These stories of raids by the corsairs still echo through Italian culture along the coast. There are sayings in the language which hint at these stories, talking about how the corsairs will come if you misbehave. As is to be suspected, they resonate with the present-day refugee crisis and the questions that arise along with it. This light-hearted film serves as an instrument to diffuse the discourse, although not in an oppositional sense. It investigates how stories are constructed and, more importantly, how they’re used to construct enemies.

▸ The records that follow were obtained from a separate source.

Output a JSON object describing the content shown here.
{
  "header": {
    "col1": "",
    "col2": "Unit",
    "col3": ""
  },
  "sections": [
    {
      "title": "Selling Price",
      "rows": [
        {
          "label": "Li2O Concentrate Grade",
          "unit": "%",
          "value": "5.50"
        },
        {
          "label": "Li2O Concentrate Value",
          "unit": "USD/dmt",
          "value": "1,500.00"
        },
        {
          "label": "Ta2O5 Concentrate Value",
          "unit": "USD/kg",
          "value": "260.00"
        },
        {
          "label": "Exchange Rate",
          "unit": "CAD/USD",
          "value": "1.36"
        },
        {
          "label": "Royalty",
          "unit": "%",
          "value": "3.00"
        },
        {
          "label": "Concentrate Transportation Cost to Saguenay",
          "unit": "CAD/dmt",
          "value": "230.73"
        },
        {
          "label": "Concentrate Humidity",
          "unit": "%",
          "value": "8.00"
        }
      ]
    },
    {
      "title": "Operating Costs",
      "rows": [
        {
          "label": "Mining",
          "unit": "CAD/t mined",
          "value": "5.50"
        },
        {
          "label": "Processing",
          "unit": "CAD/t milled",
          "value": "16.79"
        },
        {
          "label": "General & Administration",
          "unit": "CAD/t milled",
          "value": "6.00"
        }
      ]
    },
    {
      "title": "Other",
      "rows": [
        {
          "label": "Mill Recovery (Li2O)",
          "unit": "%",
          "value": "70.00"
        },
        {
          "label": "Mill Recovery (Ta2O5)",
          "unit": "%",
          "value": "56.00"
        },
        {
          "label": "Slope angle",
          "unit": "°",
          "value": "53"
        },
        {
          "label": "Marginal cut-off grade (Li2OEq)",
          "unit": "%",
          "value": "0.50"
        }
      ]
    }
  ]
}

Take the French invasion of Algeria, for example. As the film suggests, they used the European slaves as an excuse to invade the country, though the written accounts only talk of 120 liberated slaves, of whom only a single person was indeed French. The director then draws a parallel with extremism coming from the Muslim world after 9/11 – and we all know what happened there in terms of constructing a narrative.

All in all, the combination of archive footage and the analogue-shot scenes with Amir and Roman create a pleasant and cinematic whole. Different sources, such as old films with Yul Brynner, a Libyan series about the Americans in the First Barbary War and an old Italian television report depicting rituals to keep the pirates away, form a loosely told, but still rich and coherent storyline. It manages to point out the issues of colonialism, religious differences and Eurocentrism, and how they are still very much alive today.

A Custom of the Sea is a French production staged by Fabrizio Polpettini and co-produced by Pierre-André Belin.